No volei, a rede masculina é de 2,43m e a feminina é de 2,24m, porque a média de altura de homens é maior que de mulheres.

Homens tendem a ter mais massa muscular e força absoluta, pois têm predominância de fibras musculares tipo II (fibras de contração rápida, associadas a força e potência).

Homens possuem mais glóbulos vermelhos no sangue, o que proporciona maior capacidade de transporte de oxigênio e desempenho aeróbico superior.

Para um esforço físico equivalente, a frequência cardíaca da mulher costuma ser mais elevada, o que antecipa a sensação de cansaço.

Mulheres têm concentração de hemoglobina cerca de 10% menor, o que reduz o conteúdo arterial de oxigênio e a oferta total de O₂ ao corpo.

Revisões científicas (Hilton & Lundberg, 2021; Stebbings et al., 2021; Hunter & Senefeld, 2024) mostram que terapias com estrogênio e bloqueadores de testosterona reduzem o desempenho de atletas do sexo masculino, mas não revertem essas vantagens estruturais adquiridas antes ou durante a puberdade.

Em corredores, mesmo após dois anos de terapia hormonal, os tempos seguem significativamente mais rápidos do que os das mulheres (Roberts, Smalley & Ahrendt, 2020).

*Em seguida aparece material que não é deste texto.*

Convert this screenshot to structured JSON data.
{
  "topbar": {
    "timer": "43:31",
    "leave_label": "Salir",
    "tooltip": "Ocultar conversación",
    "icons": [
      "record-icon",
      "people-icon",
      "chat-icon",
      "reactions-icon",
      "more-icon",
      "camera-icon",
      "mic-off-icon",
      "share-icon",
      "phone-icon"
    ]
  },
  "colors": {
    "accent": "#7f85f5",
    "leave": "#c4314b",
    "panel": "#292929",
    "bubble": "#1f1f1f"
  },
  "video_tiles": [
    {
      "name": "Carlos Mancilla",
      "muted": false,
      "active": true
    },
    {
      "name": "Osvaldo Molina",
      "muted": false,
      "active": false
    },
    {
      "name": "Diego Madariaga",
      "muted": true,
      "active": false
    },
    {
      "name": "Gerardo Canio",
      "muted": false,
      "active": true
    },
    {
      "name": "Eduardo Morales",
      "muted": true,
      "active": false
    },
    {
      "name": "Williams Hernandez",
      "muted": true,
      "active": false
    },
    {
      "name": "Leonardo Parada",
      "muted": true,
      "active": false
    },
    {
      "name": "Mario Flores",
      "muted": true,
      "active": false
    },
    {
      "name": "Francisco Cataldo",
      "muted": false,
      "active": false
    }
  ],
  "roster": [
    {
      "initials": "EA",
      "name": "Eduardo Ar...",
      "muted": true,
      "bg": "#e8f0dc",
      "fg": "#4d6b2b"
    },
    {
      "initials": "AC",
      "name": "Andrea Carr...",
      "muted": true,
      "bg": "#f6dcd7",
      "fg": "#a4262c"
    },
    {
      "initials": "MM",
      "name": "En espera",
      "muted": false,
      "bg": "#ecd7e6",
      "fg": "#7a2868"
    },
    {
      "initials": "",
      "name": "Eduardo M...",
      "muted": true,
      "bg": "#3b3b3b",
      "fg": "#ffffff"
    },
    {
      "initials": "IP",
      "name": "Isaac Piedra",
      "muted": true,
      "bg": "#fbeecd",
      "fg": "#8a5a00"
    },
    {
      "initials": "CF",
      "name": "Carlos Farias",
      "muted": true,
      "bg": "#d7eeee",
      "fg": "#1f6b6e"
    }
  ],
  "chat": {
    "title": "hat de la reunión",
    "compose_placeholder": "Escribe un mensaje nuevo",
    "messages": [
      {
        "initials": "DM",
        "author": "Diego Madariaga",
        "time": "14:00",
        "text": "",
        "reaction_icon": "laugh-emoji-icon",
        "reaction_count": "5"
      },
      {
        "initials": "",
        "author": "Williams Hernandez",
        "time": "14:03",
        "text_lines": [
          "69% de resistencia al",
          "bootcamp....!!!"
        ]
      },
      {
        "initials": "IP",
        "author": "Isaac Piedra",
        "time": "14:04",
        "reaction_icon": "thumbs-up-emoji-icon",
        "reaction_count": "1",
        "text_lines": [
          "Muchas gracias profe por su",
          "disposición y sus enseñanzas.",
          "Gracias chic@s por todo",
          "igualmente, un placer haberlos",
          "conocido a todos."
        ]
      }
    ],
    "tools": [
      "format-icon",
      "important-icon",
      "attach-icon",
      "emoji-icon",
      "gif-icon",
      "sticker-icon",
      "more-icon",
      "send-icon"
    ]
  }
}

Essas diferenças, aliás, começam antes da puberdade: aos 8 anos, meninos já superam meninas em média em quase 5% no salto em distância e mais de 30% no lançamento de dardo – atribuído a fatores genéticos ligados ao cromossomo Y (Brown, Shaw & Shaw, 2025).

Estudos que negam as diferenças entre mulheres e homens que reduzem testosterona podem envolver conflitos de interesse.

Um homem pode deliberadamente reduzir ou ocultar seu desempenho máximo, mas não pode simular uma capacidade física superior à que possui.

Por isso, pesquisas que afirmam que não há vantagem precisam ser lidas com ressalvas extras pois não necessariamente demonstram a ausência de uma vantagem potencial.

As categorias femininas existem justamente para que, sem competir contra a vantagem física masculina, seja garantido às mulheres que o mérito, o treino e o talento é que decidem uma competição.

Ignorar as diferenças biológicas em nome da autodeclaração de gênero não amplia direitos: desloca o problema, transferindo o ônus da “inclusão” para as próprias mulheres, que perdem espaço, segurança e reconhecimento.

Defender categorias femininas baseadas no sexo é única forma de garantir que o esporte feminino seja justo.